Doppelte Hirnrissigkeit

Festival der Hirnrissigkeiten. Jener Billigstramschhändler, deren in Bangladesh zu Ultraniedrigstlohn zusammengezimmerten Klamotten und sonstigen Waren die Innenstädte zu einer einzigen Orgie der Rundständer machen, ist „Händler des Jahres 2011“. Hurra. Da werden in Bönen aber die Sektkorken knallen. Hier die Pressemeldung des Händlers dazu:

Der Textil-Discounter KiK wurde zum besten Anbieter von Damen- und Herrenmode in Deutschland gekürt. Zu diesem Ergebnis kommt das Marktforschungsinstitut Q&A Research & Consultancy, das rund 49.000 Verbraucher zu 24 Handelssegmenten und jeweils neun Einkaufs-aspekten befragt hat.
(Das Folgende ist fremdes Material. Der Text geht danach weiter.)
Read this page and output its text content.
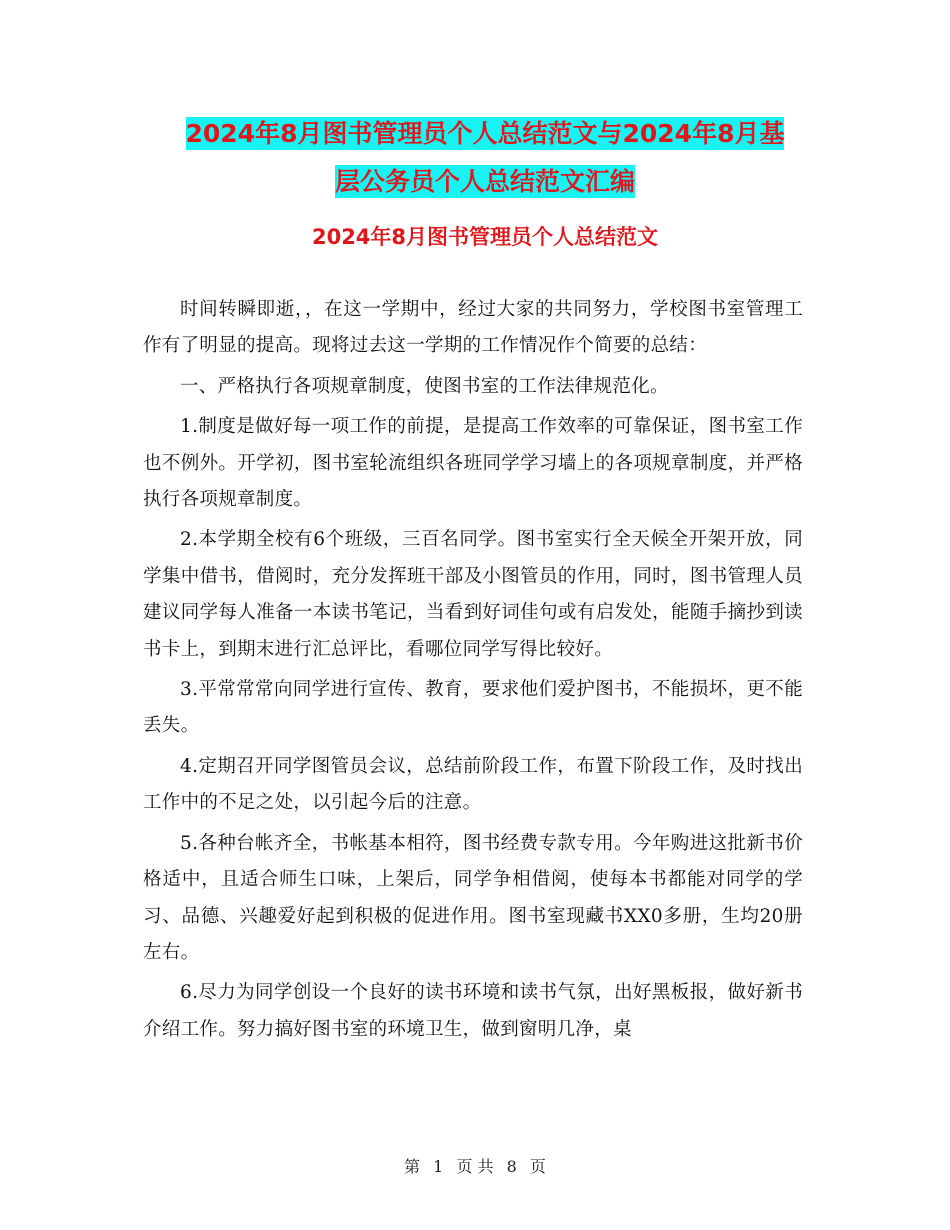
2024年8月图书管理员个人总结范文与2024年8月基
层公务员个人总结范文汇编
2024年8月图书管理员个人总结范文

时间转瞬即逝，，在这一学期中，经过大家的共同努力，学校图书室管理工作有了明显的提高。现将过去这一学期的工作情况作个简要的总结：

一、严格执行各项规章制度，使图书室的工作法律规范化。

1.制度是做好每一项工作的前提，是提高工作效率的可靠保证，图书室工作也不例外。开学初，图书室轮流组织各班同学学习墙上的各项规章制度，并严格执行各项规章制度。

2.本学期全校有6个班级，三百名同学。图书室实行全天候全开架开放，同学集中借书，借阅时，充分发挥班干部及小图管员的作用，同时，图书管理人员建议同学每人准备一本读书笔记，当看到好词佳句或有启发处，能随手摘抄到读书卡上，到期末进行汇总评比，看哪位同学写得比较好。

3.平常常常向同学进行宣传、教育，要求他们爱护图书，不能损坏，更不能丢失。

4.定期召开同学图管员会议，总结前阶段工作，布置下阶段工作，及时找出工作中的不足之处，以引起今后的注意。

5.各种台帐齐全，书帐基本相符，图书经费专款专用。今年购进这批新书价格适中，且适合师生口味，上架后，同学争相借阅，使每本书都能对同学的学习、品德、兴趣爱好起到积极的促进作用。图书室现藏书XX0多册，生均20册左右。

6.尽力为同学创设一个良好的读书环境和读书气氛，出好黑板报，做好新书介绍工作。努力搞好图书室的环境卫生，做到窗明几净，桌

第 1 页 共 8 页
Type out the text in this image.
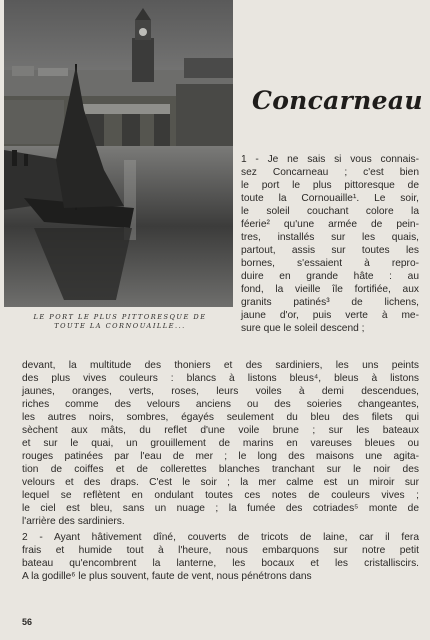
LE PORT LE PLUS PITTORESQUE DE
TOUTE LA CORNOUAILLE...
Concarneau
1 - Je ne sais si vous connais-
sez Concarneau ; c'est bien
le port le plus pittoresque de
toute la Cornouaille¹. Le soir,
le soleil couchant colore la
féerie² qu'une armée de pein-
tres, installés sur les quais,
partout, assis sur toutes les
bornes, s'essaient à repro-
duire en grande hâte : au
fond, la vieille île fortifiée, aux
granits patinés³ de lichens,
jaune d'or, puis verte à me-
sure que le soleil descend ;
devant, la multitude des thoniers et des sardiniers, les uns peints
des plus vives couleurs : blancs à listons bleus⁴, bleus à listons
jaunes, oranges, verts, roses, leurs voiles à demi descendues,
riches comme des velours anciens ou des soieries changeantes,
les autres noirs, sombres, égayés seulement du bleu des filets qui
sèchent aux mâts, du reflet d'une voile brune ; sur les bateaux
et sur le quai, un grouillement de marins en vareuses bleues ou
rouges patinées par l'eau de mer ; le long des maisons une agita-
tion de coiffes et de collerettes blanches tranchant sur le noir des
velours et des draps. C'est le soir ; la mer calme est un miroir sur
lequel se reflètent en ondulant toutes ces notes de couleurs vives ;
le ciel est bleu, sans un nuage ; la fumée des cotriades⁵ monte de
l'arrière des sardiniers.
2 - Ayant hâtivement dîné, couverts de tricots de laine, car il fera
frais et humide tout à l'heure, nous embarquons sur notre petit
bateau qu'encombrent la lanterne, les bocaux et les cristalliscirs.
A la godille⁶ le plus souvent, faute de vent, nous pénétrons dans
56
Das herausragende Resultat wird mit einem Preis honoriert: Der Handelsverband Deutschland (HDE) und die Wirtschafts- und Finanzzeitung Handelsblatt übergaben KiK die Auszeichnung zum Händler des Jahres 2011 in der Kategorie Damen- und Herrenmode am Dienstag, 21. Juni, in Bonn.
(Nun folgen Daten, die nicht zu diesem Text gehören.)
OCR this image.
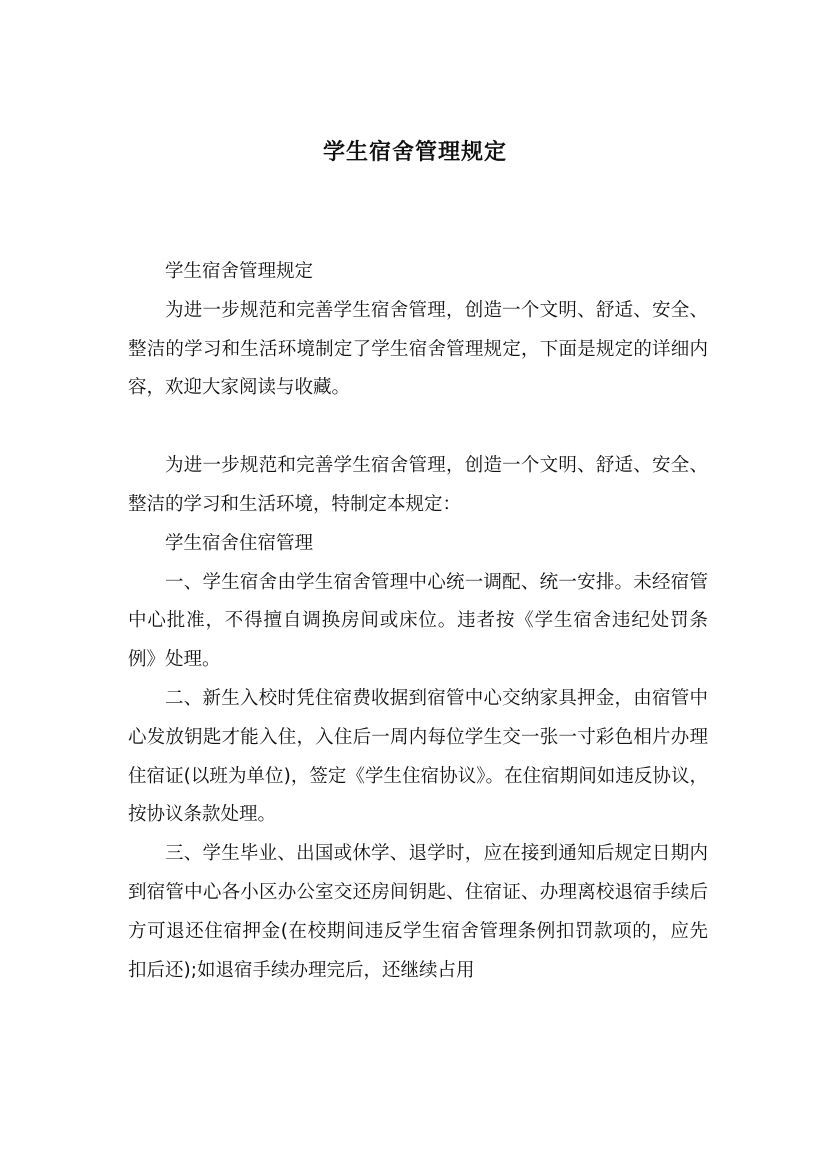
学生宿舍管理规定

学生宿舍管理规定

为进一步规范和完善学生宿舍管理，创造一个文明、舒适、安全、整洁的学习和生活环境制定了学生宿舍管理规定，下面是规定的详细内容，欢迎大家阅读与收藏。

为进一步规范和完善学生宿舍管理，创造一个文明、舒适、安全、整洁的学习和生活环境，特制定本规定：

学生宿舍住宿管理

一、学生宿舍由学生宿舍管理中心统一调配、统一安排。未经宿管中心批准，不得擅自调换房间或床位。违者按《学生宿舍违纪处罚条例》处理。

二、新生入校时凭住宿费收据到宿管中心交纳家具押金，由宿管中心发放钥匙才能入住，入住后一周内每位学生交一张一寸彩色相片办理住宿证(以班为单位)，签定《学生住宿协议》。在住宿期间如违反协议，按协议条款处理。

三、学生毕业、出国或休学、退学时，应在接到通知后规定日期内到宿管中心各小区办公室交还房间钥匙、住宿证、办理离校退宿手续后方可退还住宿押金(在校期间违反学生宿舍管理条例扣罚款项的，应先扣后还);如退宿手续办理完后，还继续占用
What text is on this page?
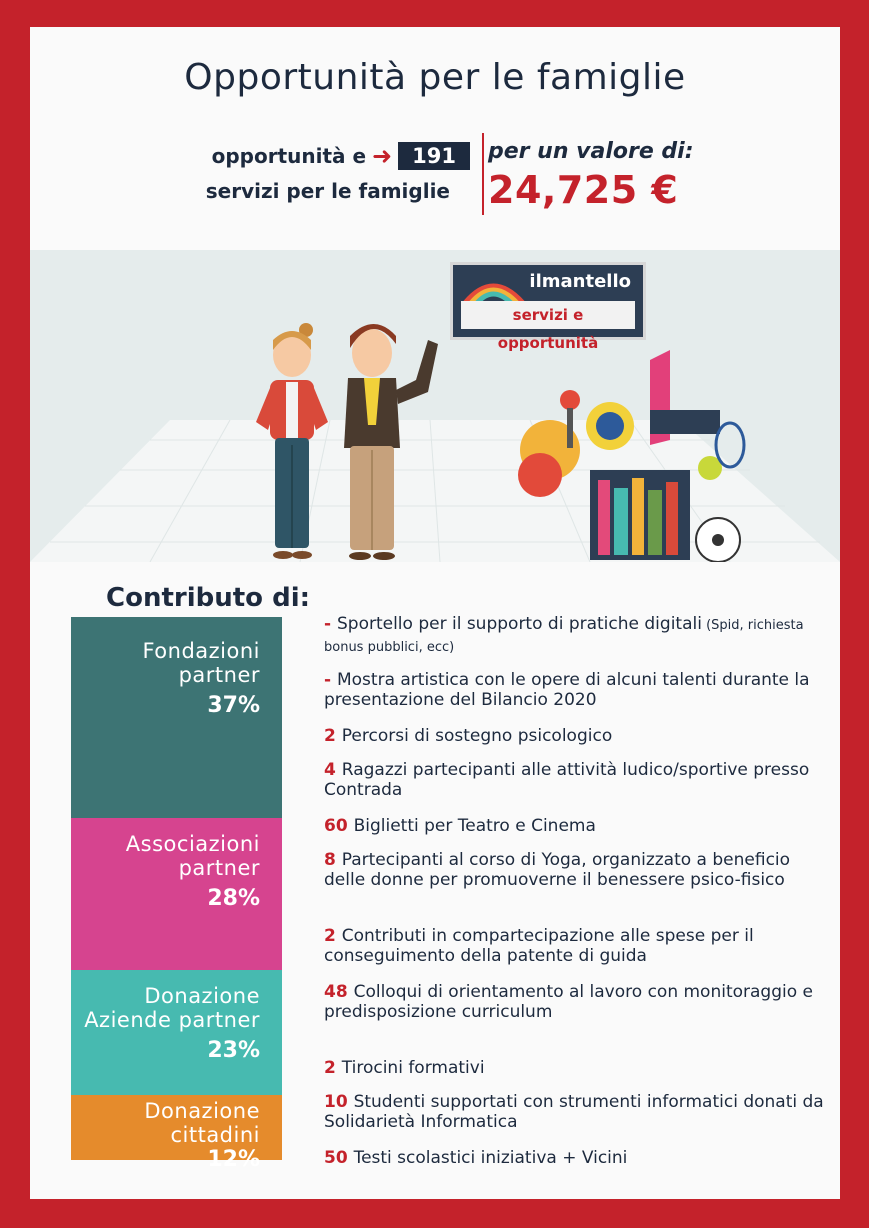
Opportunità per le famiglie
opportunità e ➜ 191
servizi per le famiglie
per un valore di:
24,725 €
ilmantello
servizi e opportunità
Contributo di:
Fondazioni partner
37%
Associazioni partner
28%
Donazione Aziende partner
23%
Donazione cittadini
12%
- Sportello per il supporto di pratiche digitali (Spid, richiesta bonus pubblici, ecc)
- Mostra artistica con le opere di alcuni talenti durante la presentazione del Bilancio 2020
2 Percorsi di sostegno psicologico
4 Ragazzi partecipanti alle attività ludico/sportive presso Contrada
60 Biglietti per Teatro e Cinema
8 Partecipanti al corso di Yoga, organizzato a beneficio delle donne per promuoverne il benessere psico-fisico
2 Contributi in compartecipazione alle spese per il conseguimento della patente di guida
48 Colloqui di orientamento al lavoro con monitoraggio e predisposizione curriculum
2 Tirocini formativi
10 Studenti supportati con strumenti informatici donati da Solidarietà Informatica
50 Testi scolastici iniziativa + Vicini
KiK erhält den Titel zum ersten Mal. Der Textil-Discounter punktete vor allem in den Bereichen Preisniveau und Preis-/Leistungsverhältnis. Die Marktforscher von Q&A hatten neun Einkaufsaspekte abgefragt: Sortiment, Kundenfreundlichkeit/Personal, Preis-Leistungsverhältnis, Service, Angebote, Preisniveau, Atmosphäre, Innovation sowie Fachkundigkeit des Personals. Die Konsumenten gaben in den vergangenen Monaten rund 200.000 Händlerbeurteilungen ab. „Wir freuen uns sehr über diese Auszeichnung und den damit verbundenen Zuspruch der Verbraucher – wir danken all unseren Kunden für das entgegengebrachte Vertrauen und die Wertschätzung. Wir verstehen diesen Preis als Bestätigung unserer Philosophie, Textilien von guter Qualität zum vergleichbar günstigen Preis anzubieten“, sagt Dr. Michael Arretz, Geschäftsführer für
Nachhaltigkeit, Qualität und Kommunikation bei KiK.

Der zum vierten Mal in Deutschland vergebene Verbraucherpreis wurde von der HDE-Geschäftsführerin Monika Dürrer überreicht. Der Preis zählt zu wichtigsten Auszeichnungen in der deutschen Handelsbranche, da er die Meinung der Konsumenten widerspiegelt. Seit 2010 wird das Unternehmen Q&A bei den Studien vom HDE und dem Handelsblatt unter-stützt. In den Niederlanden gibt es die Auszeichnung bereits seit 2003.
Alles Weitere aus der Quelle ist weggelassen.